Meg and Calvin really liked seeing campers, as we’re used to staying in tents when we travel like this.  We had to explain to them that the towing capacity on our Subarus isn’t really up to snuff to carry many of these campers, so they’re slowly devising a way to get us to upgrade.  I don’t expect they’ll win this battle…

From Amarillo, it was another 4 hours on I-40 until we got to Oklahoma City.  This time, we were going to get there a bit early, hopefully giving us time for a nice dinner and some swimming at the pool at the hotel we got.  This time, I picked the restaurant: something that would satisfy the four different mouths in the car without leading to arguments about what kind of food we were getting that night.  I found this place called Shorty Smalls that looked like they had a wide swath of options that we hadn’t had on the trip so far, including seafood.  When we got there, they advertised an all-you-can-eat catfish deal and $0.99 Coors Lights.  Sounds great, right?

Well, we sat there for 15 minutes and no waiter visited us.  The kids finished their placemat activities and were already ancy and various servers had walked past us with nary a word.

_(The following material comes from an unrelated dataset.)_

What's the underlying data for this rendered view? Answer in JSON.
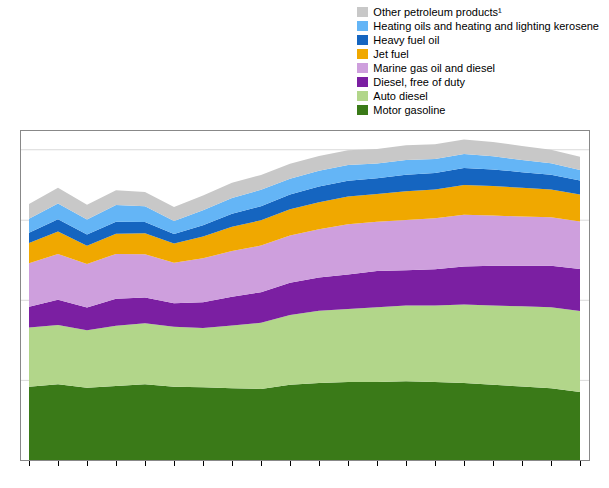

So we left and went to Waffle House next to our hotel.  It wasn’t my first choice, but the other three in the car were happy, so it was fine.  I left them a review on Google Reviews and got a response the next day apologizing and saying they’d pass the experience on to management.

So. Much. Root beer.

After another late night staying up (with some swimming this time), we hit the road one last time for the home stretch.  This time, we were going to stop about 30 minutes outside of Oklahoma City at Pops Soda Ranch, which advertises over 600 different types of soda and other Route 66 kitsch to buy.  Meg had never seen this many root beer varieties, so she was pretty excited.  We didn’t stay long (and didn’t get gas there, as the price was at least $0.40/gal higher than everywhere else around there), but grabbed a six pack of different glass bottled sodas.

A McDonald’s over I-40? Kewl.

After another few hours, we stopped at the former “World’s Largest McDonald’s” in Vinita, OK, which runs across I-40.  It’s a McDonald’s, so not much to report on that, but it was neat for the kids to have a Happy Meal while cars passed under them.

A note on Oklahoma vs Kansas driving.  Kansas is a terrible, desolate state that is horrible to cross.  A definite black hole between Missouri and Colorado.  And while they do have toll roads, they certainly don’t milk you for everything you’re worth like Oklahoma does.  I think we spent maybe $2.50 to go on I-70 in Kansas, but it was $9.00 to get from Oklahoma City back to Missouri.  Ridiculous.

All tuckered out…

Finally, the heavens opened up and we crossed back into good ol’ Missouri.  Granted, it was relatively far south, so we still had hours to go, but it was certainly more familiar territory as we got closer to Highway 65.

We had a fun trip!  ~2800 miles covered and 25.6 mpg average overall.  Gas prices really weren’t all that different than they were in Missouri, though we ran into some more expensive stations due to their isolation from other populations.  We’d still like to hit the South Rim eventually, but may do that on a “Tour of the Southwest” trip when we hit Mesa Verde, Arches, and other locales in a few years.  We’ve got other plans for the next few years, though, so that’ll have to wait!